Pre Requirements Of NBFC


Before registering as an NBFC, a company must fulfill several prerequisites. Firstly, it needs to be incorporated under the Companies Act, 2013 or, if already established, the Companies Act, 1956, as either a Private Limited or Public Limited Company. The company must have a minimum net owned fund of ₹2 crore, although specific thresholds apply to categories like Microfinance Institutions and Infrastructure Finance Companies.

A comprehensive business plan is required, detailing the company’s financial activities, target market, and growth strategy. The Board of Directors should include qualified and experienced individuals, meeting RBI criteria. Adequate infrastructure and IT systems must be in place to manage transactions, records, and regulatory compliance. The company must adhere to RBI guidelines related to corporate governance and operational practices.

KYC processes must be completed for directors and key management personnel, ensuring there are no adverse records. Additionally, the company must meet capital adequacy norms prescribed by the RBI and submit an application to the RBI for approval.

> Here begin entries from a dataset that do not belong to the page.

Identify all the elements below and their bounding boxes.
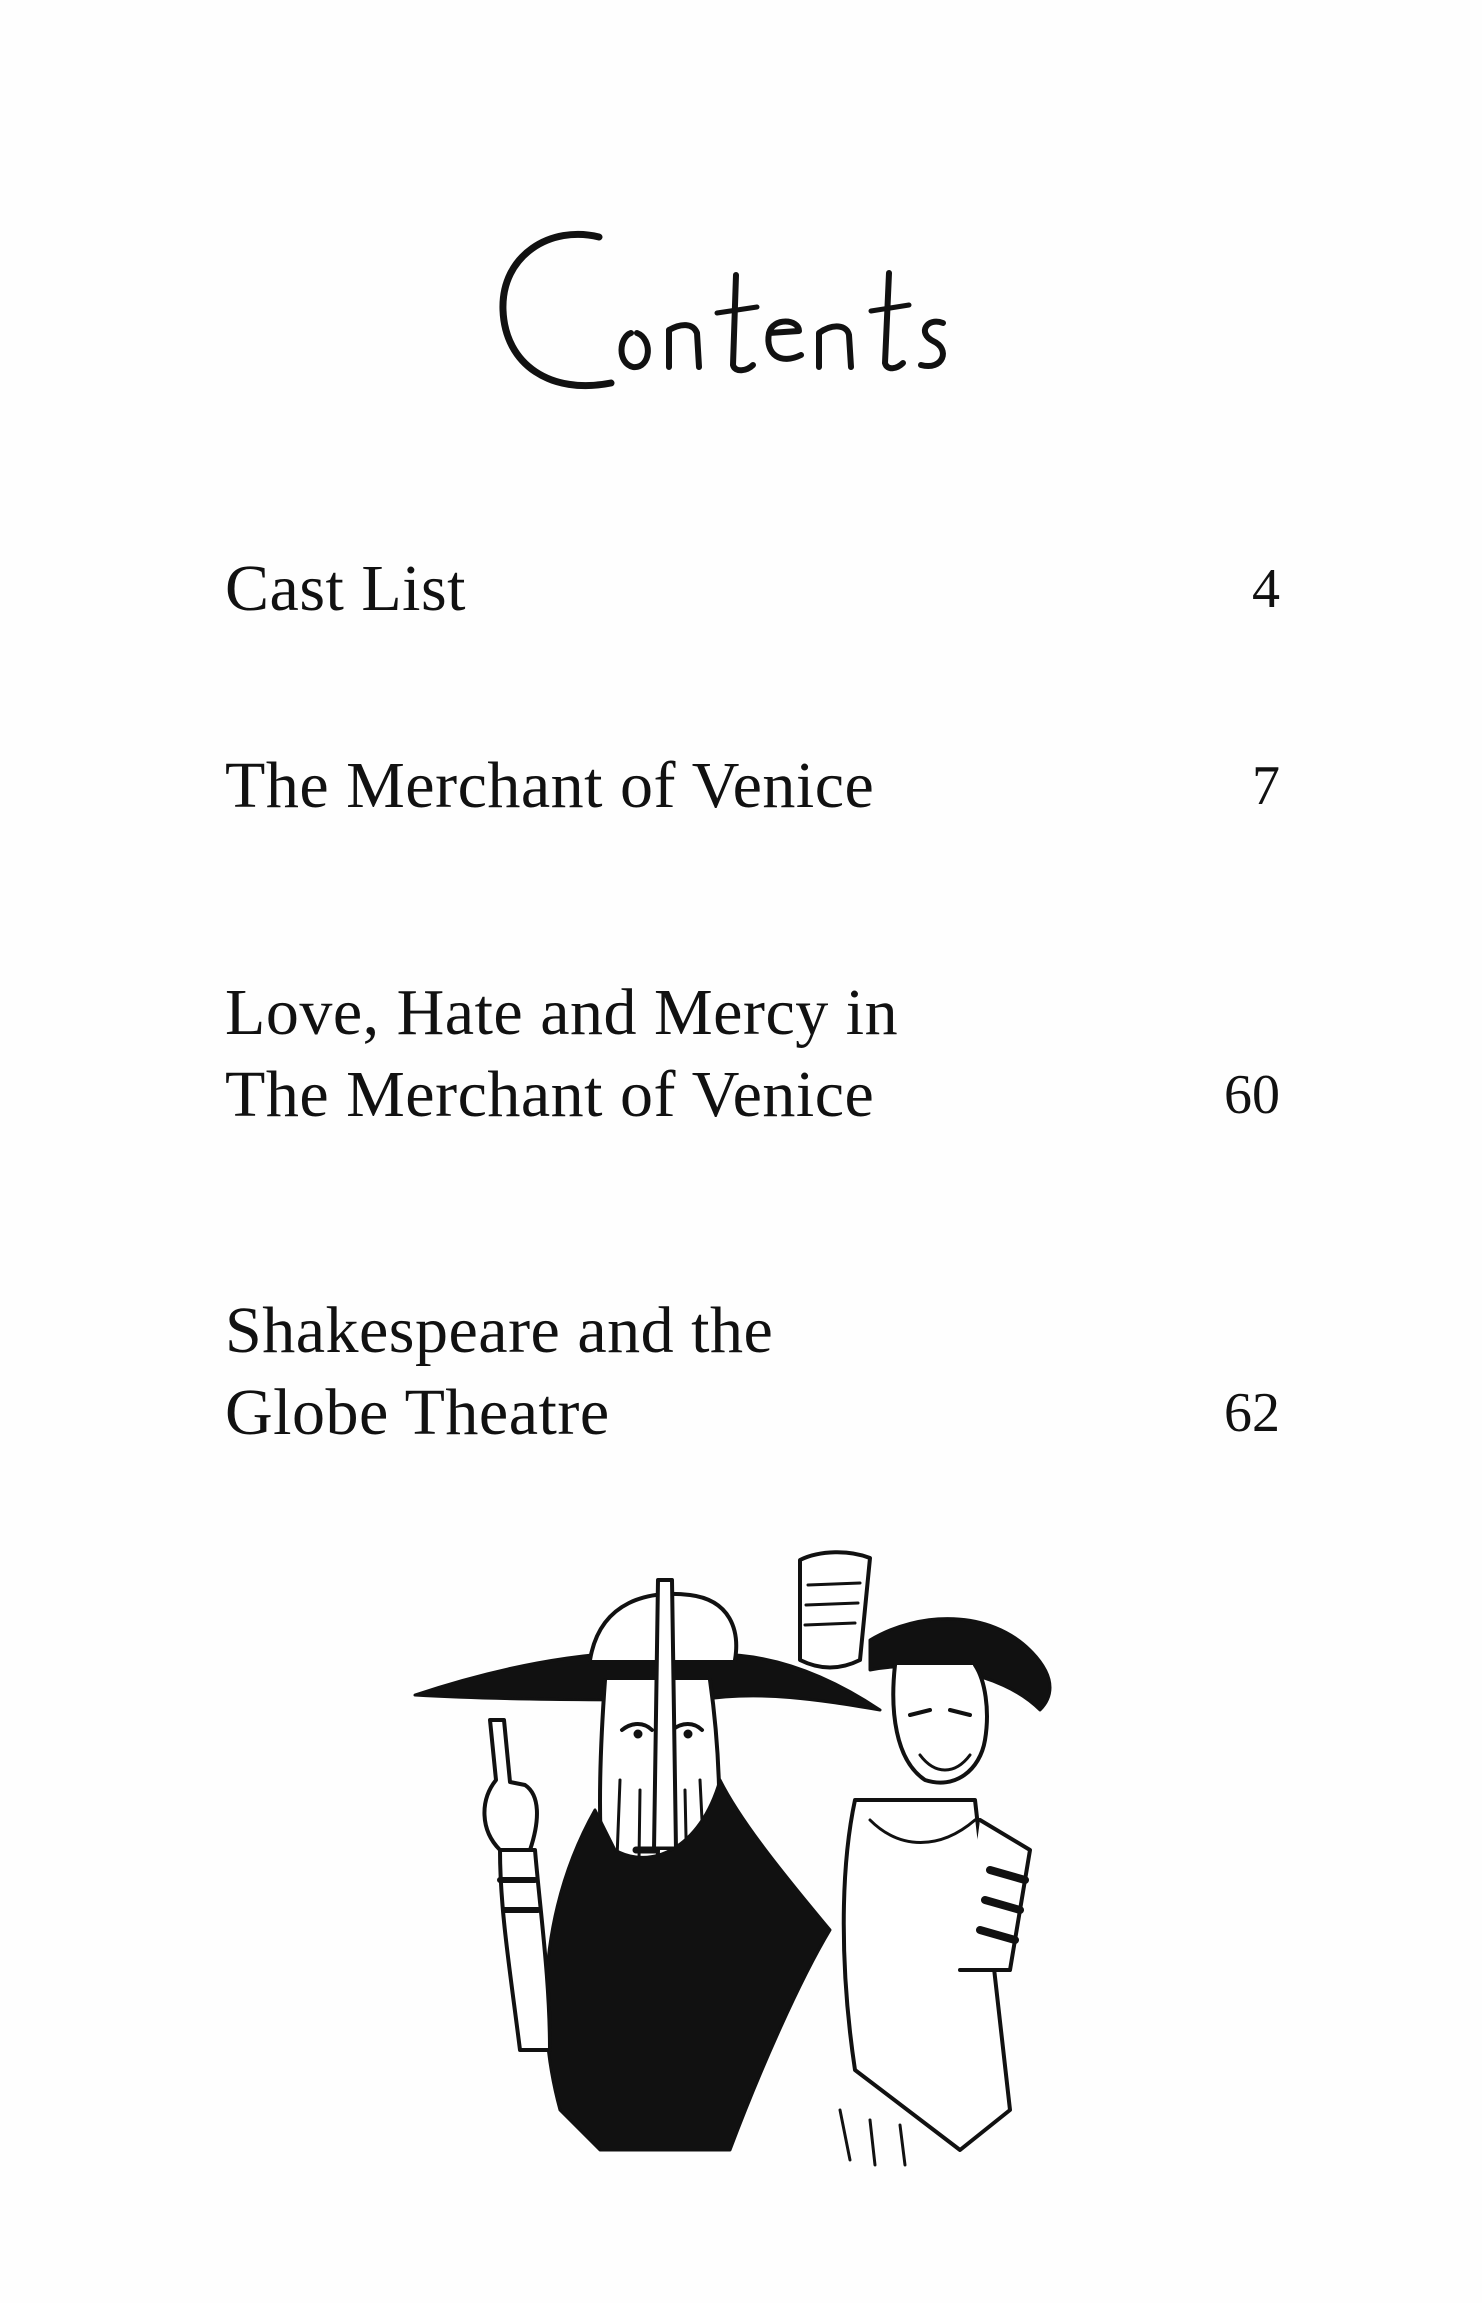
toc-entry-line: Globe Theatre	[225, 1376, 610, 1449]
toc-entry-title	[225, 972, 1280, 1136]
toc-entry[interactable]	[225, 1290, 1280, 1454]
toc-entry-line: Cast List	[225, 552, 467, 625]
character-illustration	[400, 1550, 1080, 2170]
toc-entry[interactable]	[225, 972, 1280, 1136]
toc-entry-line: The Merchant of Venice	[225, 1058, 875, 1131]
ink-drawing	[400, 1550, 1080, 2170]
toc-entry-title	[225, 1290, 1280, 1454]
toc-page-number: 62	[1224, 1382, 1280, 1444]
toc-entry[interactable]	[225, 745, 1280, 827]
toc-entry-line: Love, Hate and Mercy in	[225, 976, 899, 1049]
toc-entry[interactable]	[225, 548, 1280, 630]
toc-entry-title	[225, 745, 1280, 827]
hand-lettered-heading	[481, 215, 1001, 405]
contents-heading	[0, 215, 1482, 405]
toc-entry-line: The Merchant of Venice	[225, 749, 875, 822]
toc-entry-line: Shakespeare and the	[225, 1294, 774, 1367]
toc-page-number: 60	[1224, 1064, 1280, 1126]
toc-page-number: 7	[1252, 755, 1280, 817]
toc-entry-title	[225, 548, 1280, 630]
toc-page-number: 4	[1252, 558, 1280, 620]
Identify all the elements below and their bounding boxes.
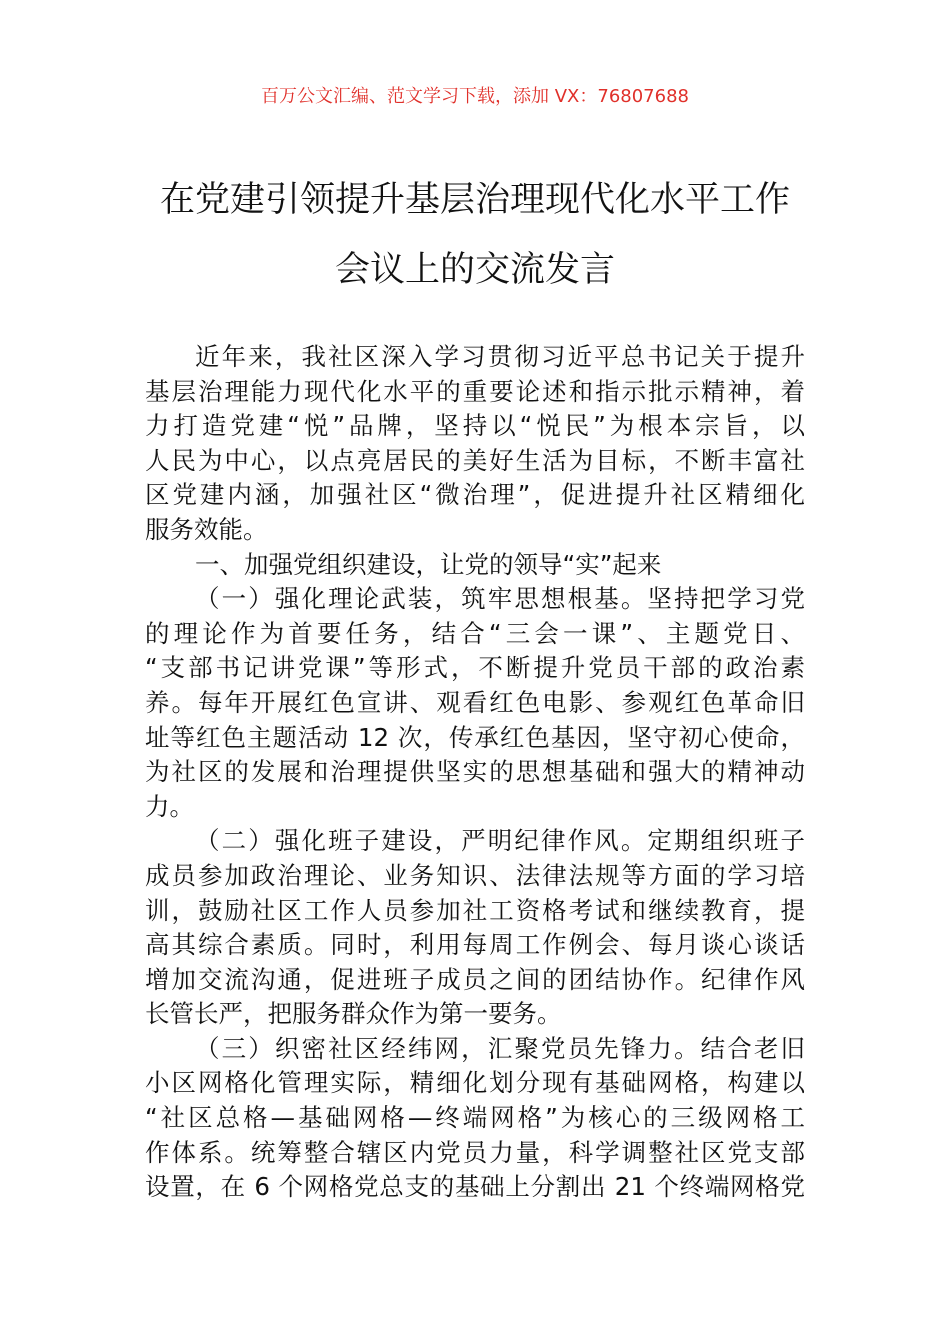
document-body xyxy=(145,340,805,1205)
paragraph xyxy=(145,1032,805,1205)
text-line: 址等红色主题活动 12 次，传承红色基因，坚守初心使命， xyxy=(145,722,805,752)
text-line: 养。每年开展红色宣讲、观看红色电影、参观红色革命旧 xyxy=(145,687,805,717)
text-line: 力打造党建“悦”品牌，坚持以“悦民”为根本宗旨，以 xyxy=(145,411,805,441)
text-line: 长管长严，把服务群众作为第一要务。 xyxy=(145,999,562,1029)
text-line: 一、加强党组织建设，让党的领导“实”起来 xyxy=(195,549,662,579)
text-line: “社区总格—基础网格—终端网格”为核心的三级网格工 xyxy=(145,1103,805,1133)
document-title-line-1: 在党建引领提升基层治理现代化水平工作 xyxy=(159,180,790,220)
text-line: 的理论作为首要任务，结合“三会一课”、主题党日、 xyxy=(145,618,805,648)
paragraph xyxy=(145,824,805,1032)
text-line: （三）织密社区经纬网，汇聚党员先锋力。结合老旧 xyxy=(195,1033,805,1063)
paragraph xyxy=(145,340,805,548)
text-line: 为社区的发展和治理提供坚实的思想基础和强大的精神动 xyxy=(145,757,805,787)
text-line: 近年来，我社区深入学习贯彻习近平总书记关于提升 xyxy=(195,342,805,371)
text-line: 设置，在 6 个网格党总支的基础上分割出 21 个终端网格党 xyxy=(145,1172,805,1202)
text-line: 区党建内涵，加强社区“微治理”，促进提升社区精细化 xyxy=(145,480,805,510)
document-title-line-2: 会议上的交流发言 xyxy=(334,250,615,290)
text-line: 服务效能。 xyxy=(145,514,268,544)
text-line: 训，鼓励社区工作人员参加社工资格考试和继续教育，提 xyxy=(145,895,805,925)
text-line: 作体系。统筹整合辖区内党员力量，科学调整社区党支部 xyxy=(145,1137,805,1167)
text-line: 小区网格化管理实际，精细化划分现有基础网格，构建以 xyxy=(145,1068,805,1098)
paragraph xyxy=(145,582,805,824)
text-line: 力。 xyxy=(145,791,194,821)
text-line: 高其综合素质。同时，利用每周工作例会、每月谈心谈话 xyxy=(145,930,805,960)
text-line: （一）强化理论武装，筑牢思想根基。坚持把学习党 xyxy=(195,584,805,614)
text-line: 基层治理能力现代化水平的重要论述和指示批示精神，着 xyxy=(145,376,805,406)
text-line: （二）强化班子建设，严明纪律作风。定期组织班子 xyxy=(195,826,805,856)
text-line: 增加交流沟通，促进班子成员之间的团结协作。纪律作风 xyxy=(145,964,805,994)
text-line: 人民为中心，以点亮居民的美好生活为目标，不断丰富社 xyxy=(145,445,805,475)
text-line: “支部书记讲党课”等形式，不断提升党员干部的政治素 xyxy=(145,653,805,683)
text-line: 成员参加政治理论、业务知识、法律法规等方面的学习培 xyxy=(145,860,805,890)
watermark-text: 百万公文汇编、范文学习下载，添加 VX：76807688 xyxy=(261,86,689,107)
section-heading xyxy=(145,548,805,583)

NBFC Registration, the Following Documents are Required


  1. Certificate of Incorporation: Proof of the company’s incorporation under the Companies Act, 2013 or Companies Act, 1956.
  2. Memorandum and Articles of Association (MOA & AOA): Documents outlining the company’s objectives, structure, and rules.
  3. Board Resolution: A resolution from the Board of Directors authorizing the application for NBFC registration.
  4. Business Plan: Detailed business plan including financial projections, target market, and operational strategy.
  5. Proof of Net Owned Fund: Financial statements or bank statements showing the company’s net owned fund of at least ₹2 crore.
  6. KYC Documents: Identification and address proofs of directors and key management personnel, along with their background details.
  7. Compliance Certificate: A certificate from a Chartered Accountant confirming compliance with financial and regulatory norms.
  8. Office Address Proof: Proof of the company’s registered office address, such as a utility bill or lease agreement.
  9. Financial Statements: Audited financial statements for the last three years (if applicable).
  10. Regulatory Fees: Payment of the prescribed application fee for NBFC registration.

Advantages of NBFCs


  1. Diverse Financial Services: NBFCs provide a wide range of financial products and services, such as loans, asset financing, investments, and insurance, catering to various customer needs.
  2. Financial Inclusion: They play a crucial role in enhancing financial inclusion by reaching underserved segments, including small businesses and low-income individuals, especially in rural areas.
  3. Flexible Operations: NBFCs often have more flexibility in their operations compared to traditional banks, allowing them to quickly adapt to market changes and customer demands.
  4. Focus on Niche Markets: NBFCs can focus on niche markets and specialized sectors, such as microfinance, housing finance, and infrastructure, providing targeted financial solutions.
  5. Fewer Regulatory Restrictions: While regulated by the RBI, NBFCs face fewer regulatory constraints than banks, which can enable them to operate more efficiently in certain financial areas.
  6. Innovative Products: They are often more innovative in developing financial products and services, such as peer-to-peer lending platforms and digital financial services.
  7. Lower Cost of Operations: NBFCs generally have lower operational costs compared to traditional banks, allowing them to offer competitive rates and services.
  8. Enhanced Customer Service: With a focus on specific customer segments, NBFCs can provide personalized and specialized services, enhancing customer satisfaction.